On the heels of an outpouring of national attention during the NCAA Tournament and a victory at The Battle of the Bands at the Final Four, The Peppas, VCU’s pep band, will release a CD in the coming weeks. It will be the band’s first album in about 10 years.

Band director Ryan Kopasci, has been overseeing the project. He believes that in recent years the band has really hit its stride, and that made this the perfect time for an album.

“We decided now because it’s been about three years since I took over the band 100 percent, and we’ve got a little different music, a little different talent level,” Kopasci said. “We had some recent success at The Battle of the Bands. We’ve got some kids that will be seniors this year who have been with this for a while, and we’ve got some alumni that play with the band that have put so much into this to get us moving in the right direction. We felt like this would be a legacy-leaver for those guys.”
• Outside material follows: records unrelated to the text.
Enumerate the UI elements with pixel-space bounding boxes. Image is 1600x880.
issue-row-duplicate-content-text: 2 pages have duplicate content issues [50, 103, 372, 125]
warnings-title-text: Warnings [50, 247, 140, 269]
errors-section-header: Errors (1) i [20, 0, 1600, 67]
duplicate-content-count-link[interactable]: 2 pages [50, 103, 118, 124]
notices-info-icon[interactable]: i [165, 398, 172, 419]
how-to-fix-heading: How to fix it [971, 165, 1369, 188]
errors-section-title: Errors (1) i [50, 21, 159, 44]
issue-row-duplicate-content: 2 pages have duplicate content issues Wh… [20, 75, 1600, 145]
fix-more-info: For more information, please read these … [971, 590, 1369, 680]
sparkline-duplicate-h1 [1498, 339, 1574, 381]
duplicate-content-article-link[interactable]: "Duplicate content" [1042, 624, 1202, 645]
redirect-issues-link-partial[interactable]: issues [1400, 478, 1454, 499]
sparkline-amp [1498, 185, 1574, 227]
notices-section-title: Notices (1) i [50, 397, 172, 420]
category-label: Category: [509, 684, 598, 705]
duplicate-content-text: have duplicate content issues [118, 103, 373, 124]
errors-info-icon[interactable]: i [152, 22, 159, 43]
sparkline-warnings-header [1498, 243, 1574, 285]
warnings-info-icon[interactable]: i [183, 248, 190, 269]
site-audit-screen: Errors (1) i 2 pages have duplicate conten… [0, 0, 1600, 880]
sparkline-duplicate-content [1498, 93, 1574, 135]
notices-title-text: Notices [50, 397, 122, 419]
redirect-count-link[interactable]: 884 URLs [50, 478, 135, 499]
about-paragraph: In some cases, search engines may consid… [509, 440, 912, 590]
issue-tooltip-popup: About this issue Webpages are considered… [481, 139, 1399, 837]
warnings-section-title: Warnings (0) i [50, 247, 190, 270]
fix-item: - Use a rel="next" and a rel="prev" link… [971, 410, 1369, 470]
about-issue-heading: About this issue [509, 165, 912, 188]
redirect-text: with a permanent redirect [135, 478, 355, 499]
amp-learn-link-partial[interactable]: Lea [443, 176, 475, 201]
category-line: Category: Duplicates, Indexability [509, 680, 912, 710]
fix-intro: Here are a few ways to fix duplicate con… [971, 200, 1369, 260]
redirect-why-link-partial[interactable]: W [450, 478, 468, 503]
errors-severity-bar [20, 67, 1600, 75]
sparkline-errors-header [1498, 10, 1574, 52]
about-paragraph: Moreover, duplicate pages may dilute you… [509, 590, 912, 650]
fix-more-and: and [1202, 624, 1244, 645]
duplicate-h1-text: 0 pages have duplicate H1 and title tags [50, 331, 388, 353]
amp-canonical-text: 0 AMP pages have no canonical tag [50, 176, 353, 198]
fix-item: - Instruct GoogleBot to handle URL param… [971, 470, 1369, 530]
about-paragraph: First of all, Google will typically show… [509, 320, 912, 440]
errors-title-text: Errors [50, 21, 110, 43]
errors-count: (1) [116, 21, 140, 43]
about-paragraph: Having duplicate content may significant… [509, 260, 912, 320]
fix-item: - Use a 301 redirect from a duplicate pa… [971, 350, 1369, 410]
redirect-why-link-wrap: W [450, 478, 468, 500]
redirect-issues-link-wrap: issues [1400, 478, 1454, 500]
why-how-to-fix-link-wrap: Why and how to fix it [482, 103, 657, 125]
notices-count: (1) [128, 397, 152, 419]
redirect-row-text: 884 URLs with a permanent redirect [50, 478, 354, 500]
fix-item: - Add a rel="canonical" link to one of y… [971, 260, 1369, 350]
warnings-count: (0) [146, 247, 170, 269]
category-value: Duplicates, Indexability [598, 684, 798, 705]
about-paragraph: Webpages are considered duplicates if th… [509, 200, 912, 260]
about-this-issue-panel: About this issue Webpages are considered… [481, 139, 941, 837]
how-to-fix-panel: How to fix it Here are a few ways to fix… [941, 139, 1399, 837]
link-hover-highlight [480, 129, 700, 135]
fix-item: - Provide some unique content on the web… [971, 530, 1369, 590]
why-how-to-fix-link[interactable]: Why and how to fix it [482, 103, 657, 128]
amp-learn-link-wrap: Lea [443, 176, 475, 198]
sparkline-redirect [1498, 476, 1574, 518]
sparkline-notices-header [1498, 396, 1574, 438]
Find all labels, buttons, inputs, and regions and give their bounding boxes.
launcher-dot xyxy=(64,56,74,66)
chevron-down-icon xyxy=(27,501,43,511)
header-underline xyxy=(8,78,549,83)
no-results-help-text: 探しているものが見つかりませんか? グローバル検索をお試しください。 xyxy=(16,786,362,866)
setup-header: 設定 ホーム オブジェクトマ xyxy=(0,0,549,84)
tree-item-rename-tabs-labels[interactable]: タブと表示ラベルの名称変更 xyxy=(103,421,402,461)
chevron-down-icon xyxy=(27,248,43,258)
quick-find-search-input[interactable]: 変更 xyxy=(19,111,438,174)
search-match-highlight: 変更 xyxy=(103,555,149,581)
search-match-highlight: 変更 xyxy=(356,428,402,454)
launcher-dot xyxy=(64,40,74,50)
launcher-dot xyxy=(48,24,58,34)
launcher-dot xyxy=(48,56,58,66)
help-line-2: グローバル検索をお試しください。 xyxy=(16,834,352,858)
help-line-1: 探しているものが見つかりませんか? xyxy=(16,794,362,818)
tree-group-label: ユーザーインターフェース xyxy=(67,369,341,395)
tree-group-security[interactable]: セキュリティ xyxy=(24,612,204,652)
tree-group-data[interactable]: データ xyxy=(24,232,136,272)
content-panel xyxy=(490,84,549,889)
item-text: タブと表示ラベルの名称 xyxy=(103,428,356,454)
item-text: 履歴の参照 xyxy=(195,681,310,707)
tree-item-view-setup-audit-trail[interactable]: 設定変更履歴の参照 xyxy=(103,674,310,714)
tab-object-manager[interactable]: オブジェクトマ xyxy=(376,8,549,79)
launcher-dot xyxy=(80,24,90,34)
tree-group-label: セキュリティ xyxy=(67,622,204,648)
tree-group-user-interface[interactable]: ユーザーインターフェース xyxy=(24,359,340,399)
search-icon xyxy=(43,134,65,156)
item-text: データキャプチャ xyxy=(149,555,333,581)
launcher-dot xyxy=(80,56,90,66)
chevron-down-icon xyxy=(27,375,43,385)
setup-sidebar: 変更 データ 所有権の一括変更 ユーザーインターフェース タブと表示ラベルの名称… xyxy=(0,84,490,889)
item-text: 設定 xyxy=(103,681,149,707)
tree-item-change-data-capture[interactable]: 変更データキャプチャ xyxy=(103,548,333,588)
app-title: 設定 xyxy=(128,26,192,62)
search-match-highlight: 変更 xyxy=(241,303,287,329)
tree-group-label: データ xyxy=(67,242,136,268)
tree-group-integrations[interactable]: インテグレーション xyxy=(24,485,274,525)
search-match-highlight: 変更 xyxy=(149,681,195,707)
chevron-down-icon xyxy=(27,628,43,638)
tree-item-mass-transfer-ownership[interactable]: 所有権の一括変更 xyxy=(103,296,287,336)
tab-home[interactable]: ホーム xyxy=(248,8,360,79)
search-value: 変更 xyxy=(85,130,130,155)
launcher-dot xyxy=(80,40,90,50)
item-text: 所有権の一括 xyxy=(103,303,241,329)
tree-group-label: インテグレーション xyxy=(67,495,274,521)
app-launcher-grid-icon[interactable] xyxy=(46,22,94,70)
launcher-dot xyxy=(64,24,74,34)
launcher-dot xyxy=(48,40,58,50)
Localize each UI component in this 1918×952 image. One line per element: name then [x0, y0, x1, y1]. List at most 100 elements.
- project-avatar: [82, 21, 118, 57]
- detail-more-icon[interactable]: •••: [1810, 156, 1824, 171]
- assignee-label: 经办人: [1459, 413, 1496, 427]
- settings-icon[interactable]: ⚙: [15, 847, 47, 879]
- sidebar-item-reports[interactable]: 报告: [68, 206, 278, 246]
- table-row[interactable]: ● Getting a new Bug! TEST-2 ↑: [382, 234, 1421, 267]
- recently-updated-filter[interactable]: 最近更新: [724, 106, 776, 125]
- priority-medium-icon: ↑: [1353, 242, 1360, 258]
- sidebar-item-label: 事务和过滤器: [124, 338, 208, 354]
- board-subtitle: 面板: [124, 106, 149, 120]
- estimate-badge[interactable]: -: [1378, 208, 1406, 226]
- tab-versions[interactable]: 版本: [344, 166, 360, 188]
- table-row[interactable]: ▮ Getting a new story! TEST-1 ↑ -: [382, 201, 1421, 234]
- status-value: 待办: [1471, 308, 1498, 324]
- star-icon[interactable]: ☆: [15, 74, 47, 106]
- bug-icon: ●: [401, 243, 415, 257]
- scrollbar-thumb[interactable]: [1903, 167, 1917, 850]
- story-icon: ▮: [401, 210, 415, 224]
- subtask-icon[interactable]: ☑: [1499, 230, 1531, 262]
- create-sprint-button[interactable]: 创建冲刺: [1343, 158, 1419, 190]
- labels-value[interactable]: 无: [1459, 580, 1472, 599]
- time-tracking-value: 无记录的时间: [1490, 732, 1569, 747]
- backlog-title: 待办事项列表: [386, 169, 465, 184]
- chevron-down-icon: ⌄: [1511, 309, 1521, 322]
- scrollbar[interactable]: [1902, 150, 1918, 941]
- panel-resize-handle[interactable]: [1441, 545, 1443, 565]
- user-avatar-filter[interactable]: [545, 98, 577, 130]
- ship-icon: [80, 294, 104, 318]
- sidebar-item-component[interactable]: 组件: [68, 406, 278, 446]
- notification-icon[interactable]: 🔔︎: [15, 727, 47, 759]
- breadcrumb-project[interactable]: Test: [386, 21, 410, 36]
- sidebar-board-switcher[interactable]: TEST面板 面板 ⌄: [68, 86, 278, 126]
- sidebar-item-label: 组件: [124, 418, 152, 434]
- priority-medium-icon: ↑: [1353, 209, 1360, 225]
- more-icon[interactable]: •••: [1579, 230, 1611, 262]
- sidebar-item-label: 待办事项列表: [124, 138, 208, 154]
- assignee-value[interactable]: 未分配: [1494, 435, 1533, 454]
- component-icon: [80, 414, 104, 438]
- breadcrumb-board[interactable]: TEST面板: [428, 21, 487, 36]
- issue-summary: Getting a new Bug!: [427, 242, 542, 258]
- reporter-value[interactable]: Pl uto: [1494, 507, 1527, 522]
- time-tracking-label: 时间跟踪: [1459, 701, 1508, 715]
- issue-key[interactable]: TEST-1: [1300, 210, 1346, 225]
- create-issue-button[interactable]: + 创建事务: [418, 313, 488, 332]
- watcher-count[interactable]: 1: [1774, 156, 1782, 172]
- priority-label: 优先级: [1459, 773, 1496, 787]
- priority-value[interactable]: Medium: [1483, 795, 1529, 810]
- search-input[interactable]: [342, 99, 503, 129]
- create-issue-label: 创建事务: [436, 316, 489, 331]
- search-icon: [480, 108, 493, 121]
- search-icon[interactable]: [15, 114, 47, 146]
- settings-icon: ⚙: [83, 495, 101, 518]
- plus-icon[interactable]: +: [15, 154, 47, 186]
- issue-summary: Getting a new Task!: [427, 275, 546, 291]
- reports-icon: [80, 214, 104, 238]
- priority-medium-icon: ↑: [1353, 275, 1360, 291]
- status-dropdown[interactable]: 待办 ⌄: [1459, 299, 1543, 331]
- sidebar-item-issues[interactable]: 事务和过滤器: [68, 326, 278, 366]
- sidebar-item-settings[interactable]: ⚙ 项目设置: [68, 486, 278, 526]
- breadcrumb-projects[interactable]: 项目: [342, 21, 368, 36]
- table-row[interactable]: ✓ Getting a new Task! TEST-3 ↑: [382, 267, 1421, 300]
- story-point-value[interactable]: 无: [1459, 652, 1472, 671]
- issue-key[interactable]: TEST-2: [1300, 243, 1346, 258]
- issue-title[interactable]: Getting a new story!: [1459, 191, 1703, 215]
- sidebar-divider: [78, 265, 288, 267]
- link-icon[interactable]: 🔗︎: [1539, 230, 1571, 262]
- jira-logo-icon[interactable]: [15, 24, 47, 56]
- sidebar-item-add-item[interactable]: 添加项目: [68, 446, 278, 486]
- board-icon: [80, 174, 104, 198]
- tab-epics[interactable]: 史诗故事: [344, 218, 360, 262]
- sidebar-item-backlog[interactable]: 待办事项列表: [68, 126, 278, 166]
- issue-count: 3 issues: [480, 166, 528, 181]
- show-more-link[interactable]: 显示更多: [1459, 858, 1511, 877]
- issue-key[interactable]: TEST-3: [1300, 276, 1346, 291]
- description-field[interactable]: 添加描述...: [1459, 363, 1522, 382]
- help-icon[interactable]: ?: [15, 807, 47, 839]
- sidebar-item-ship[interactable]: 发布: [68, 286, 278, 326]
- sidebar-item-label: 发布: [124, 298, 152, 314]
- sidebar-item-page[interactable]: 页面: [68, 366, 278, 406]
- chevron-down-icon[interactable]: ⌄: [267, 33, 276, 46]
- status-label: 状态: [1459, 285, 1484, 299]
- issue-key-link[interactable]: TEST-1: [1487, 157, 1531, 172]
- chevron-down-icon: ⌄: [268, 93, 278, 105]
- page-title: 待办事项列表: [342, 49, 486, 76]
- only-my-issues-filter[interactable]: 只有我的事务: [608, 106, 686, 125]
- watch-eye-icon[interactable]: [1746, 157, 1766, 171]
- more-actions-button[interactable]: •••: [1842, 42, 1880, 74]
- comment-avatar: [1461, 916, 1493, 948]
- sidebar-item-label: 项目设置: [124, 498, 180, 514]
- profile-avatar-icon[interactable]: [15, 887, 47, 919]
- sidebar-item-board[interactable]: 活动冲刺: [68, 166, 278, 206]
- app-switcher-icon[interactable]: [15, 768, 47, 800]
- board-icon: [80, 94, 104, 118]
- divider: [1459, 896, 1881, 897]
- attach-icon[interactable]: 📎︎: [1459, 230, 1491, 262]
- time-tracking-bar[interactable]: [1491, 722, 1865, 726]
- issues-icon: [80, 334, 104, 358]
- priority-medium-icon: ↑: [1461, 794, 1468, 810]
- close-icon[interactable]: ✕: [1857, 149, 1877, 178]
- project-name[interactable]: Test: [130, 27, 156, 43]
VCU fans can expect many of their favorite tunes from basketball season, including, The Hey Song, War, Do What You Wanna, Crazy, It’s All Over and more.  Although the album will carry a few VCU-specific tracks, Kopasci hopes non-Ram fans enjoy it as well.

The band laid down the majority of the album months ago at Mills Godwin High School. Recently, Kopasci and the band have been fine tuning the tracks, including overdubs and the rerecording of some parts, in the home studio of an alumni drummer.

Kopasci says the album will also include some narrations, which will provide insight into the band’s history, as well as give thanks.

“There are a lot of people that helped us get here, and we want to make sure we give proper credit where it’s due,” he said.

The band hopes to complete the album in time for the start of basketball season. The band can’t legally sell the album because none of the music is original work, so the methods of distribution have not been finalized.

“We’re just a big cover band,” Kopasci joked.

The details will be worked out in the coming weeks. The CDs might be gifted to donors. They might be made available to the public. Several options will be considered. No matter what is decided, it won’t bother Kopasci.

“I have not given one ounce of thought to how we’re going to do that,” Kopasci said. “If we just give them away, I’m fine with that.”